Brumal Quest marks Kona's 15th in his long
line-up of SP maps for Quake 1 and 2, but this
one separates itself from the rest of the pack
with its theme - snowy medieval. An intriguing
style indeed, and it works great, but it would've
gone better with darker ambient lighting.
Layout is reminiscent of Satyr - routing begins
at the outermost rim, flowing inwards, crisscrossing
at points, but generally upwards to teleport
to the second map. The second map is a one-two
punch - enter a fortress, then exit and leave
(entry and exit both meet with opposition as
expected). Architecture is excellent, and complex
at that - lots of attention to detail.
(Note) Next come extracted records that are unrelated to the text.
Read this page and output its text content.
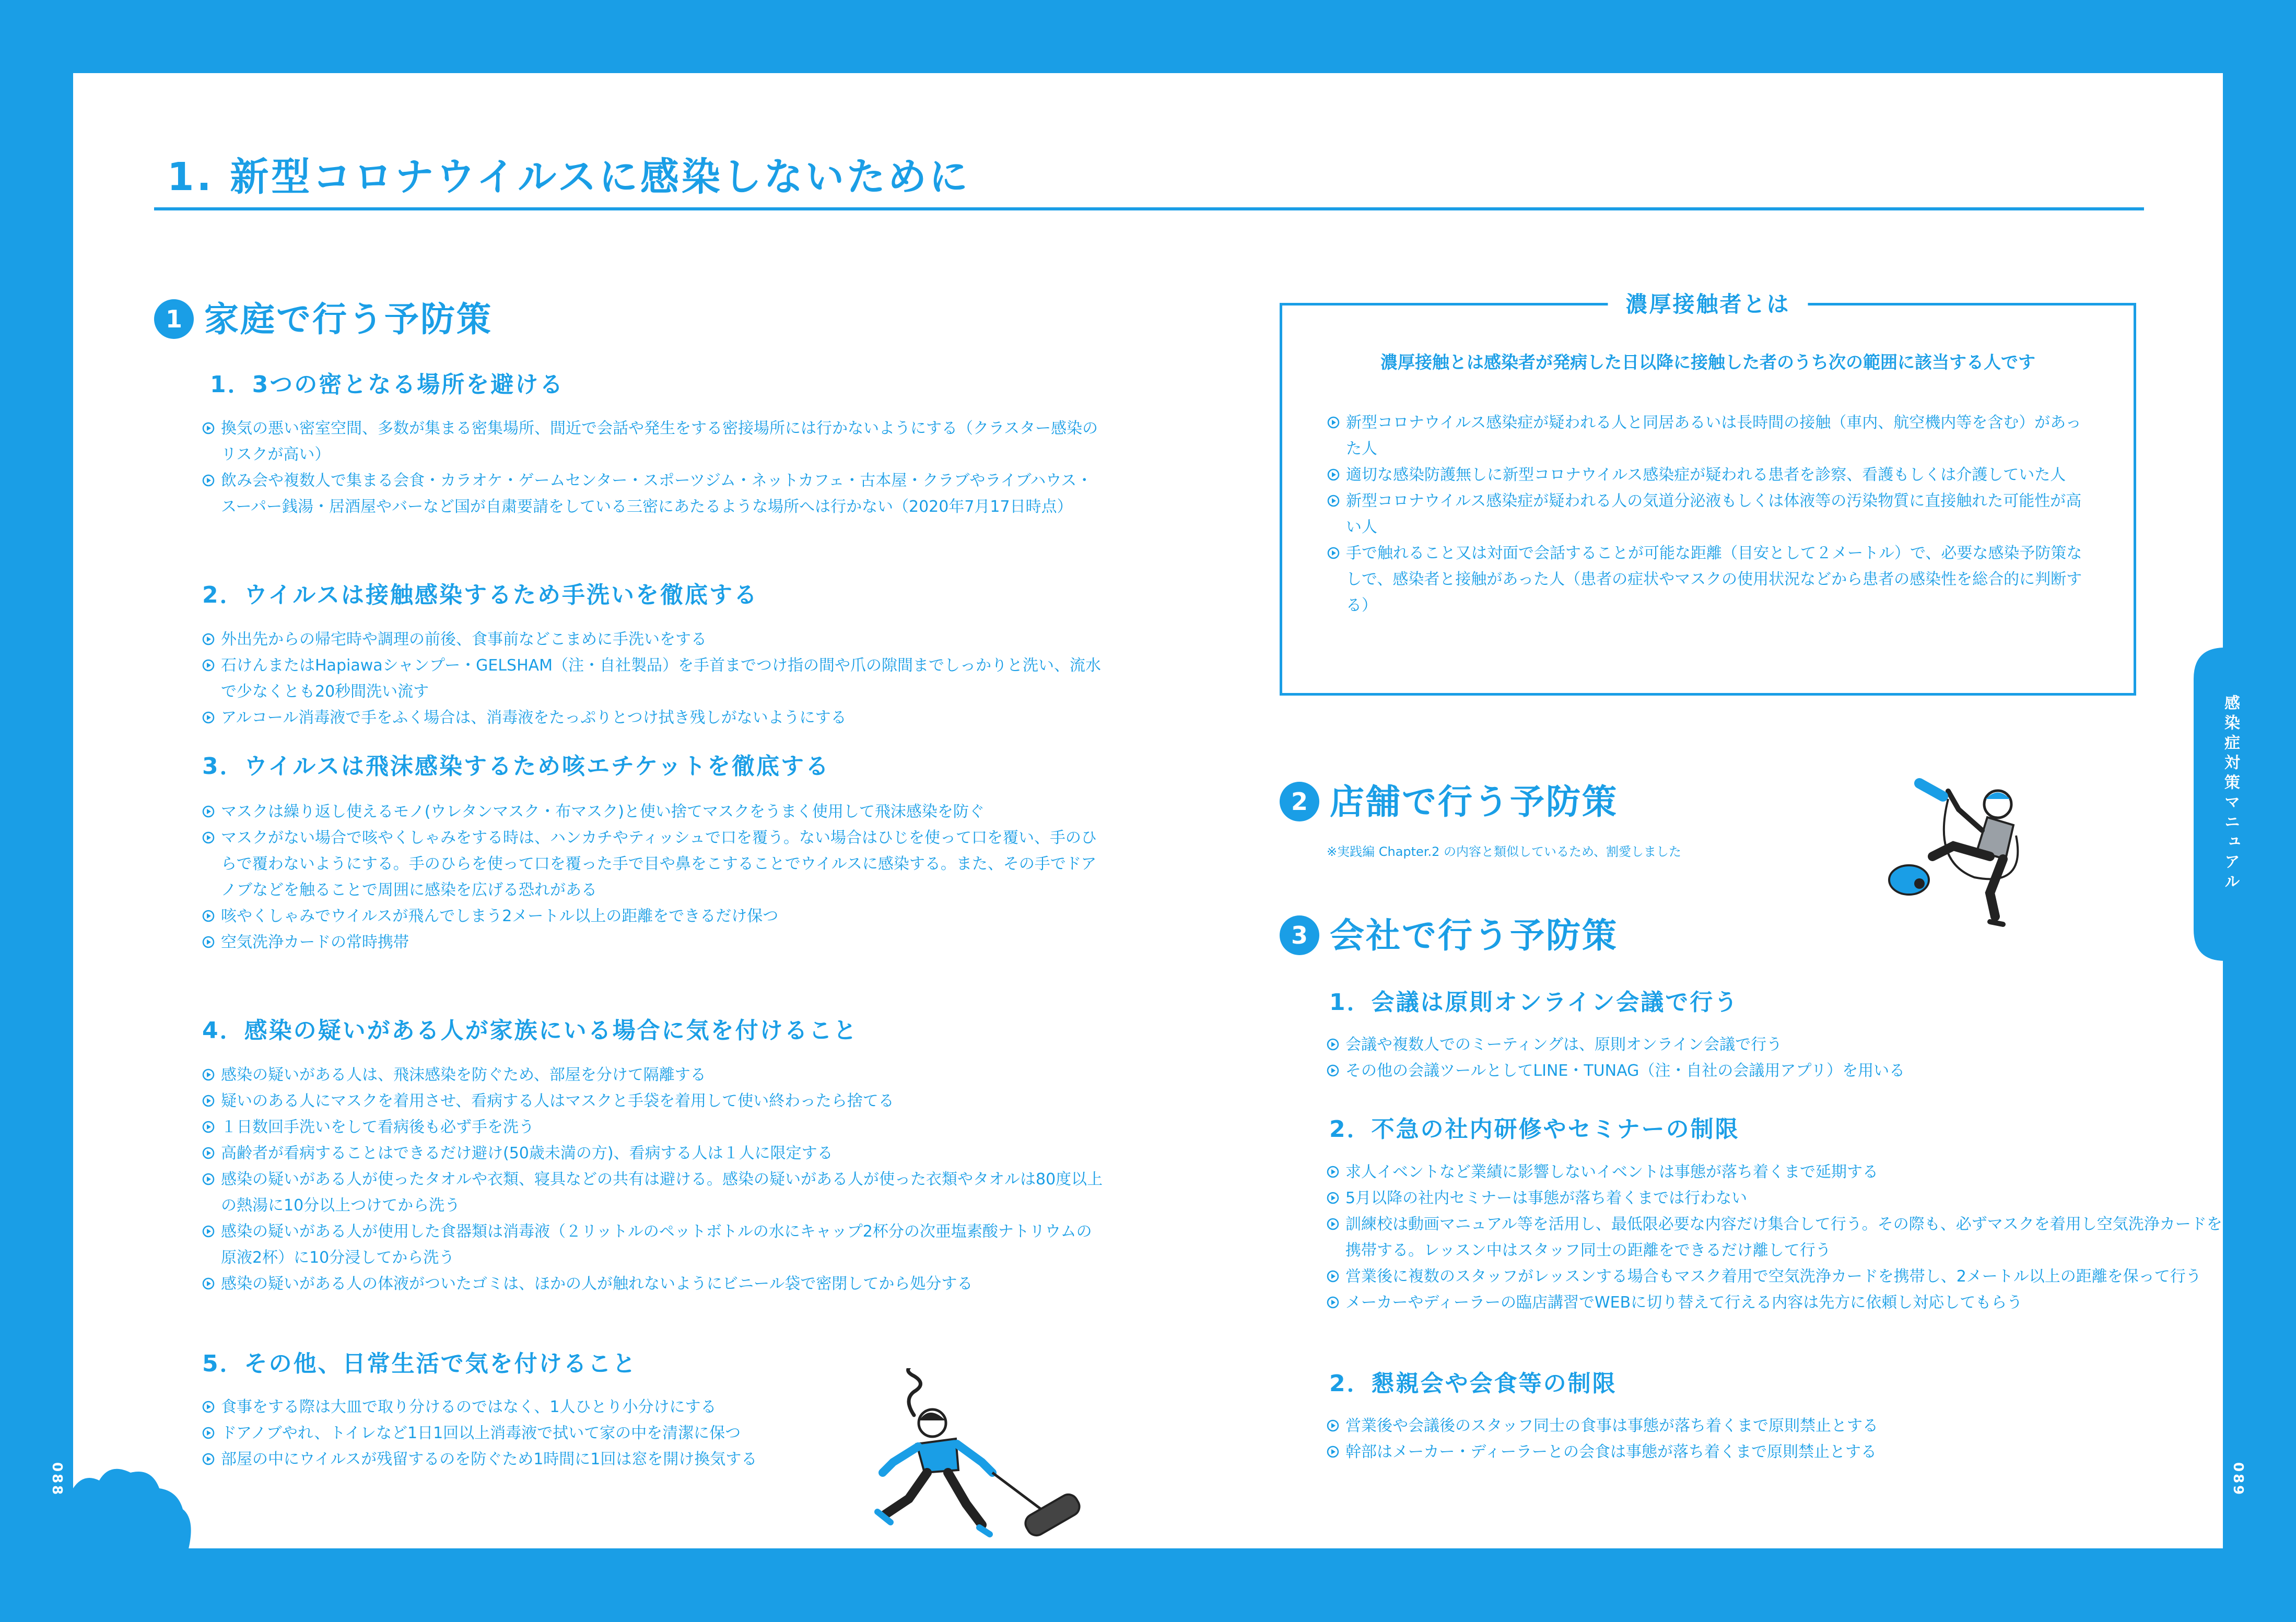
1. 新型コロナウイルスに感染しないために
1 家庭で行う予防策
1．3つの密となる場所を避ける
換気の悪い密室空間、多数が集まる密集場所、間近で会話や発生をする密接場所には行かないようにする（クラスター感染のリスクが高い）
飲み会や複数人で集まる会食・カラオケ・ゲームセンター・スポーツジム・ネットカフェ・古本屋・クラブやライブハウス・スーパー銭湯・居酒屋やバーなど国が自粛要請をしている三密にあたるような場所へは行かない（2020年7月17日時点）
2．ウイルスは接触感染するため手洗いを徹底する
外出先からの帰宅時や調理の前後、食事前などこまめに手洗いをする
石けんまたはHapiawaシャンプー・GELSHAM（注・自社製品）を手首までつけ指の間や爪の隙間までしっかりと洗い、流水で少なくとも20秒間洗い流す
アルコール消毒液で手をふく場合は、消毒液をたっぷりとつけ拭き残しがないようにする
3．ウイルスは飛沫感染するため咳エチケットを徹底する
マスクは繰り返し使えるモノ(ウレタンマスク・布マスク)と使い捨てマスクをうまく使用して飛沫感染を防ぐ
マスクがない場合で咳やくしゃみをする時は、ハンカチやティッシュで口を覆う。ない場合はひじを使って口を覆い、手のひらで覆わないようにする。手のひらを使って口を覆った手で目や鼻をこすることでウイルスに感染する。また、その手でドアノブなどを触ることで周囲に感染を広げる恐れがある
咳やくしゃみでウイルスが飛んでしまう2メートル以上の距離をできるだけ保つ
空気洗浄カードの常時携帯
4．感染の疑いがある人が家族にいる場合に気を付けること
感染の疑いがある人は、飛沫感染を防ぐため、部屋を分けて隔離する
疑いのある人にマスクを着用させ、看病する人はマスクと手袋を着用して使い終わったら捨てる
１日数回手洗いをして看病後も必ず手を洗う
高齢者が看病することはできるだけ避け(50歳未満の方)、看病する人は１人に限定する
感染の疑いがある人が使ったタオルや衣類、寝具などの共有は避ける。感染の疑いがある人が使った衣類やタオルは80度以上の熱湯に10分以上つけてから洗う
感染の疑いがある人が使用した食器類は消毒液（２リットルのペットボトルの水にキャップ2杯分の次亜塩素酸ナトリウムの原液2杯）に10分浸してから洗う
感染の疑いがある人の体液がついたゴミは、ほかの人が触れないようにビニール袋で密閉してから処分する
5．その他、日常生活で気を付けること
食事をする際は大皿で取り分けるのではなく、1人ひとり小分けにする
ドアノブやれ、トイレなど1日1回以上消毒液で拭いて家の中を清潔に保つ
部屋の中にウイルスが残留するのを防ぐため1時間に1回は窓を開け換気する
濃厚接触者とは

濃厚接触とは感染者が発病した日以降に接触した者のうち次の範囲に該当する人です

新型コロナウイルス感染症が疑われる人と同居あるいは長時間の接触（車内、航空機内等を含む）があった人
適切な感染防護無しに新型コロナウイルス感染症が疑われる患者を診察、看護もしくは介護していた人
新型コロナウイルス感染症が疑われる人の気道分泌液もしくは体液等の汚染物質に直接触れた可能性が高い人
手で触れること又は対面で会話することが可能な距離（目安として２メートル）で、必要な感染予防策なしで、感染者と接触があった人（患者の症状やマスクの使用状況などから患者の感染性を総合的に判断する）
2 店舗で行う予防策

※実践編 Chapter.2 の内容と類似しているため、割愛しました

3 会社で行う予防策
1．会議は原則オンライン会議で行う
会議や複数人でのミーティングは、原則オンライン会議で行う
その他の会議ツールとしてLINE・TUNAG（注・自社の会議用アプリ）を用いる
2．不急の社内研修やセミナーの制限
求人イベントなど業績に影響しないイベントは事態が落ち着くまで延期する
5月以降の社内セミナーは事態が落ち着くまでは行わない
訓練校は動画マニュアル等を活用し、最低限必要な内容だけ集合して行う。その際も、必ずマスクを着用し空気洗浄カードを携帯する。レッスン中はスタッフ同士の距離をできるだけ離して行う
営業後に複数のスタッフがレッスンする場合もマスク着用で空気洗浄カードを携帯し、2メートル以上の距離を保って行う
メーカーやディーラーの臨店講習でWEBに切り替えて行える内容は先方に依頼し対応してもらう
2．懇親会や会食等の制限
営業後や会議後のスタッフ同士の食事は事態が落ち着くまで原則禁止とする
幹部はメーカー・ディーラーとの会食は事態が落ち着くまで原則禁止とする
感染症対策マニュアル
088	089
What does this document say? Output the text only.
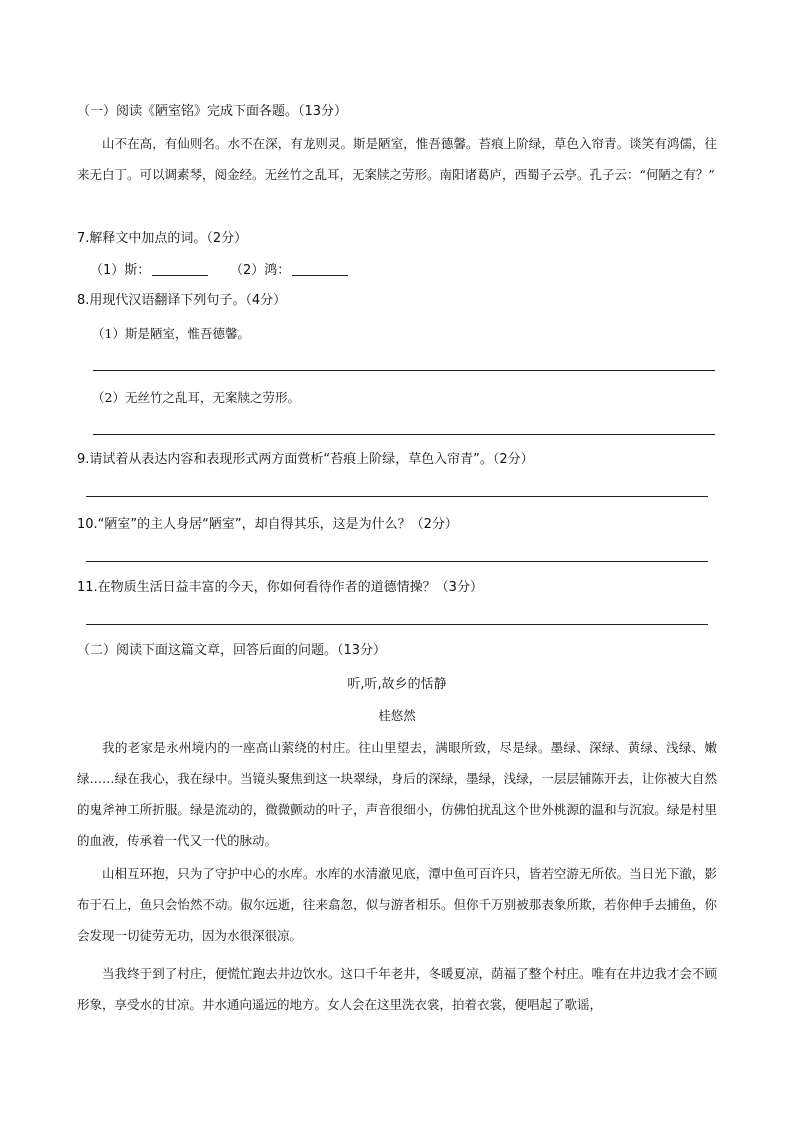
（一）阅读《陋室铭》完成下面各题。（13分）

山不在高，有仙则名。水不在深，有龙则灵。斯是陋室，惟吾德馨。苔痕上阶绿，草色入帘青。谈笑有鸿儒，往来无白丁。可以调素琴，阅金经。无丝竹之乱耳，无案牍之劳形。南阳诸葛庐，西蜀子云亭。孔子云：“何陋之有？”

7.解释文中加点的词。（2分）
（1）斯：	（2）鸿：
8.用现代汉语翻译下列句子。（4分）
（1）斯是陋室，惟吾德馨。
（2）无丝竹之乱耳，无案牍之劳形。
9.请试着从表达内容和表现形式两方面赏析“苔痕上阶绿，草色入帘青”。（2分）
10.“陋室”的主人身居“陋室”，却自得其乐，这是为什么？（2分）
11.在物质生活日益丰富的今天，你如何看待作者的道德情操？（3分）
（二）阅读下面这篇文章，回答后面的问题。（13分）
听,听,故乡的恬静
桂悠然

我的老家是永州境内的一座高山萦绕的村庄。往山里望去，满眼所致，尽是绿。墨绿、深绿、黄绿、浅绿、嫩绿……绿在我心，我在绿中。当镜头聚焦到这一块翠绿，身后的深绿，墨绿，浅绿，一层层铺陈开去，让你被大自然的鬼斧神工所折服。绿是流动的，微微颤动的叶子，声音很细小，仿佛怕扰乱这个世外桃源的温和与沉寂。绿是村里的血液，传承着一代又一代的脉动。

山相互环抱，只为了守护中心的水库。水库的水清澈见底，潭中鱼可百许只，皆若空游无所依。当日光下澈，影布于石上，鱼只会怡然不动。俶尔远逝，往来翕忽，似与游者相乐。但你千万别被那表象所欺，若你伸手去捕鱼，你会发现一切徒劳无功，因为水很深很凉。

当我终于到了村庄，便慌忙跑去井边饮水。这口千年老井，冬暖夏凉，荫福了整个村庄。唯有在井边我才会不顾形象，享受水的甘凉。井水通向遥远的地方。女人会在这里洗衣裳，拍着衣裳，便唱起了歌谣，
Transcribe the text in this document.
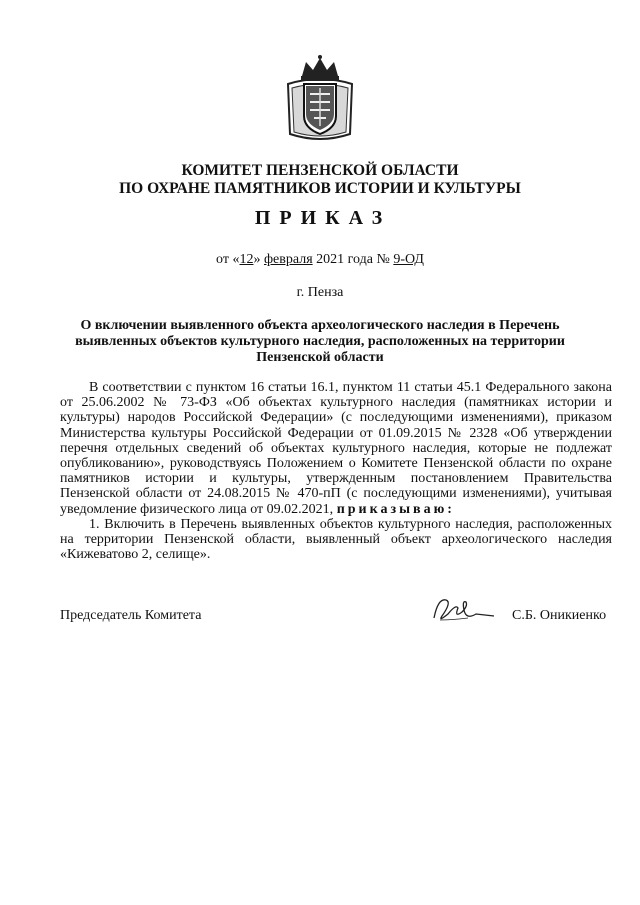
КОМИТЕТ ПЕНЗЕНСКОЙ ОБЛАСТИ
ПО ОХРАНЕ ПАМЯТНИКОВ ИСТОРИИ И КУЛЬТУРЫ
ПРИКАЗ
от «12» февраля 2021 года № 9-ОД
г. Пенза
О включении выявленного объекта археологического наследия в Перечень выявленных объектов культурного наследия, расположенных на территории Пензенской области

В соответствии с пунктом 16 статьи 16.1, пунктом 11 статьи 45.1 Федерального закона от 25.06.2002 № 73-ФЗ «Об объектах культурного наследия (памятниках истории и культуры) народов Российской Федерации» (с последующими изменениями), приказом Министерства культуры Российской Федерации от 01.09.2015 № 2328 «Об утверждении перечня отдельных сведений об объектах культурного наследия, которые не подлежат опубликованию», руководствуясь Положением о Комитете Пензенской области по охране памятников истории и культуры, утвержденным постановлением Правительства Пензенской области от 24.08.2015 № 470-пП (с последующими изменениями), учитывая уведомление физического лица от 09.02.2021, приказываю:

1. Включить в Перечень выявленных объектов культурного наследия, расположенных на территории Пензенской области, выявленный объект археологического наследия «Кижеватово 2, селище».

Председатель Комитета	С.Б. Оникиенко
The proof
is in the wall and floor-ceiling designs sprinkled
around, as well as in the varied textures. Surprisingly
consistent with each other considering how many
there are, so layers don't appear odd as they
might in other styles. Mostly wood and stone
variants that at first seem to provide a completely
new style, but on closer examination is somewhat
medieval.
Variation continues in the gameplay, which
likes to have the upper edge - many enemies
spawn in after a button push or after key targets
are eliminated. And the enemies themselves are
a varied lot with their new snowy skins (one
exception: shambler), plus a breed of modified
"fiends" (gremlins?) without the normal
rapaciousness. Unfortunately this breed doesn't
seem to have any combat strengths - or if it
does, it's not appropriately used. There's a
bit more faulty enemy placement with a few shamblers
and certain ogres, but overall combat strives
for fairness. Health is quite competitive compared
to the amount of fighting, but ammo tends to
be more generous. Combat is definitely challenging
but not quite intriguing - there's lack of progression,
and no one particular fight stands out. No set-pieces
except in the second map. And a rather rude
closing battle - it opens you up to attack from
multiple angles way too abruptly without a good
aversion method.
The combat isn't all that compelling and the
ambient lighting a bit bright for Quakey purposes
(at least on idgamma/GLQuake), but Brumal Quest
packs good, tough action into some highly impressive,
snowy architecture. Very nice overall.